Following the State of the Schools Address last week by Ed Commish Chris Cerf, another of Jeb Bush's Chiefs of Change, Bruce Baker took time to elegantly eviscerate the State's misleading and disingenuous analysis, particularly in relation to low-scoring, high-poverty schools (priority schools). Below is a small clip from Baker's takedown, which describes the connections among race, class, and test performance, which the Cerf plan for corporate charter school privatization ignores. Do read the entire post, for it is relevant to every state where public education is being displaced by corporate-run schools funded with public dollars.
. . . .Most notable, as I show below, priority schools have about 80% of children qualified for free lunch and reward schools less than 10%! Yet as the NJDOE slide above shows, at the high end these school districts spend slightly under 30% more than state average. Notably, this shoddy comparison does not compare these districts to others in their own labor market.
Indeed, New Jersey more than other states has put some money into these districts. See “Is school funding fair?” But, let’s be clear, these margins of funding difference, while helpful, hardly make these districts – given their needs – flush with excess resources!

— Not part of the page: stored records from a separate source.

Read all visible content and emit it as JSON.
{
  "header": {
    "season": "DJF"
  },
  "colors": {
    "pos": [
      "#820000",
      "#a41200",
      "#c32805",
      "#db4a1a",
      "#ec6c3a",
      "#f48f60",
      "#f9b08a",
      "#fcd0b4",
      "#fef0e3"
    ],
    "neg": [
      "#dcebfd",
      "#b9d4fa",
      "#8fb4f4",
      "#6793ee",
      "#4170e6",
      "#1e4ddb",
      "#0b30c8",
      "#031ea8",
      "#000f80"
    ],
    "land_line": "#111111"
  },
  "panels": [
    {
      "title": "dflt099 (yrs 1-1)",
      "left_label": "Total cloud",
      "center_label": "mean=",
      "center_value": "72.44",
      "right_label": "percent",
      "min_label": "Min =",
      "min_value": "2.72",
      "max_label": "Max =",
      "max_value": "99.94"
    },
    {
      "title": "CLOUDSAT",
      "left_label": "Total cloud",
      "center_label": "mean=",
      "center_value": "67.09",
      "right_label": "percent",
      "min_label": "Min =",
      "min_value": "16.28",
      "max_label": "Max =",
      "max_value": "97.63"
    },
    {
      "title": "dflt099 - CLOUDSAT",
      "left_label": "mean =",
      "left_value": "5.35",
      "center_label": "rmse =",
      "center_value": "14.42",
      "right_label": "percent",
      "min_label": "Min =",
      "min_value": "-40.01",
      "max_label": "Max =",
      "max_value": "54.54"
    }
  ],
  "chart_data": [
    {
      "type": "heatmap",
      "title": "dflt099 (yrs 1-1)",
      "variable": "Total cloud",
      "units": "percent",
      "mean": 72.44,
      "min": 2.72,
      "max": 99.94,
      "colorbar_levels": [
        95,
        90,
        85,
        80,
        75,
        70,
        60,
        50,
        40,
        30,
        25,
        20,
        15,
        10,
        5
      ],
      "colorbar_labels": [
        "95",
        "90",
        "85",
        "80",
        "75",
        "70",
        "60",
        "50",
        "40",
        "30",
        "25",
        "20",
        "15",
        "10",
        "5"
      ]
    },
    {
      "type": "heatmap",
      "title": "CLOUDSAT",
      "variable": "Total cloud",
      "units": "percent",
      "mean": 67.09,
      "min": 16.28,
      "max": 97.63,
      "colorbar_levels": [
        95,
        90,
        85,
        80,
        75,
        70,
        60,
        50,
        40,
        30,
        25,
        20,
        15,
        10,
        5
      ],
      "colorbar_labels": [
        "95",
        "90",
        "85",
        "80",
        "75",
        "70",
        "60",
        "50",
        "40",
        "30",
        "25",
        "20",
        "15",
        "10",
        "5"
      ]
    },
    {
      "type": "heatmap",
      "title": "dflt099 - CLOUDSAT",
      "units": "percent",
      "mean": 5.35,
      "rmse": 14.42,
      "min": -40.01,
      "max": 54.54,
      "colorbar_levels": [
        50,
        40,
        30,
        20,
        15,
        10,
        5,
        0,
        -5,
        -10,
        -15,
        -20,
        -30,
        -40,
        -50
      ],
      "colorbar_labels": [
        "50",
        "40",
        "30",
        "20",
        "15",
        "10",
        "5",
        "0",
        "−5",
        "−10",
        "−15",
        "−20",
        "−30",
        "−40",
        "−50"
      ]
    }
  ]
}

In fact, the strongest empirical research on this topic suggests that it would take an additional 100% or so per pupil funding for a district that is 100% low income versus a district that is 0% low income. Here, we are looking at nearly that extreme of low income differential, and not nearly that extreme of funding support! So while these districts are better off than similar districts in other states, implying that they’ve got more than enough to close achievement gaps is a huge stretch.
But do those demographic differences matter?
This figure shows just how much the demographic differences represented above matter with respect to student achievement, and specifically how much school demography continues to dictate the performance classification of schools under the NJDOE waiver plan.
As I pointed out on a recent post, NJDOE has basically flagged schools in low income neighborhoods for experimentation and substantial disruption (closure, etc.) with an option to override any/all local input.
Notably, this pattern is likely better than it would otherwise be because of New Jersey’s past efforts to target additional resources to high need settings, including pre-kindergarten programs, smaller class sizes and more competitive teacher salaries than might otherwise exist in these settings.